SEA ICE THICKNESS MEASUREMENT BY GROUND PENETRATING RADAR FOR GROUND TRUTH OF MICROWAVE REMOTE SENSING DATA

M. Matsumoto1, M. Yoshimura1, K. Naoki2, K. Cho2, and H. Wakabayashi3 M. Matsumoto et al.
  • 1PASCO CORPORATION, 2-8-10, Higashiyama, Meguro-ku, Tokyo, Japan
  • 2Tokai University, 2-28-4, Tomigaya, Shibuya-ku, Tokyo, Japan
  • 3Nihon University, 1 Nakagawara, Tokusada, Tamura, Koriyama, Japan

Keywords: Sea ice thickness measurement, Microwave remote sensing, Ground truth, Ground Penetrating Radar, Brackish lake, Finite-Difference Time-Domain method, Dielectric constant

Abstract. Observation of sea ice thickness is one of key issues to understand regional effect of global warming. One of approaches to monitor sea ice in large area is microwave remote sensing data analysis. However, ground truth must be necessary to discuss the effectivity of this kind of approach. The conventional method to acquire ground truth of ice thickness is drilling ice layer and directly measuring the thickness by a ruler. However, this method is destructive, time-consuming and limited spatial resolution. Although there are several methods to acquire ice thickness in non-destructive way, ground penetrating radar (GPR) can be effective solution because it can discriminate snow-ice and ice-sea water interface. In this paper, we carried out GPR measurement in Lake Saroma for relatively large area (200 m by 300 m, approximately) aiming to obtain grand truth for remote sensing data. GPR survey was conducted at 5 locations in the area. The direct measurement was also conducted simultaneously in order to calibrate GPR data for thickness estimation and to validate the result.

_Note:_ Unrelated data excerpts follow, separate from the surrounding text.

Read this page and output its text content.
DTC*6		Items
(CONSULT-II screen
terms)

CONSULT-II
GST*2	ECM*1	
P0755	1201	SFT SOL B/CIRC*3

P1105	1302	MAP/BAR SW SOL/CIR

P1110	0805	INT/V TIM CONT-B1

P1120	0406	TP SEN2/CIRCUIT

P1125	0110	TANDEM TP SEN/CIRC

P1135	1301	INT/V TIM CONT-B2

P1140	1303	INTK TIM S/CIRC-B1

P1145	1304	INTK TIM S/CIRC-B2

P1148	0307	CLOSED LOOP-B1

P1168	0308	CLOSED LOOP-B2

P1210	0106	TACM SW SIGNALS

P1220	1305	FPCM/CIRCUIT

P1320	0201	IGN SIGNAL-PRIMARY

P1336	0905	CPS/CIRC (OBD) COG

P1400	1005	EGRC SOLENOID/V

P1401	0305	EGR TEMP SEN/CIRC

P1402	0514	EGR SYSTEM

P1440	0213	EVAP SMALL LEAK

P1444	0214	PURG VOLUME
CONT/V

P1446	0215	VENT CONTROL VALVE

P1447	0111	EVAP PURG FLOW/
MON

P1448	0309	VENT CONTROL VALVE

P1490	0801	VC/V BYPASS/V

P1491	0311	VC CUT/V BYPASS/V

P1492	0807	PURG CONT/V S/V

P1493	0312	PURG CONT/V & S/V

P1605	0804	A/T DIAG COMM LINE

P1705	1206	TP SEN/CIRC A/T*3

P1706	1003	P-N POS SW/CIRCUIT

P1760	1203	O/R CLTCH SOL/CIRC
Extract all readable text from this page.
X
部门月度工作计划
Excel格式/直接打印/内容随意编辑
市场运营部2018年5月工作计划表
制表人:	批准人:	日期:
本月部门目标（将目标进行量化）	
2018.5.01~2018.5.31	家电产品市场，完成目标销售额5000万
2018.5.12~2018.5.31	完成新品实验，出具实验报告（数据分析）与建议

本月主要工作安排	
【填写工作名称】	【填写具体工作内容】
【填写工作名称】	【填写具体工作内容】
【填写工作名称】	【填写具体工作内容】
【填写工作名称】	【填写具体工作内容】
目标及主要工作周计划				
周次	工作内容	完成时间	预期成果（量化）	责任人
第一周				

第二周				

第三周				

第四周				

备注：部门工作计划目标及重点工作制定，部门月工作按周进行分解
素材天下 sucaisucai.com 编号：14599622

Although GPR Bscan image obtained from 600MHz contains the reflection which may come from a structure under snow, the origin of the reflection is not obvious. Therefore, further analysis and interpretation of the GPR image, such as numerical simulation, additional signal processing and use of 200 MHz antenna, are required to move on thickness estimation.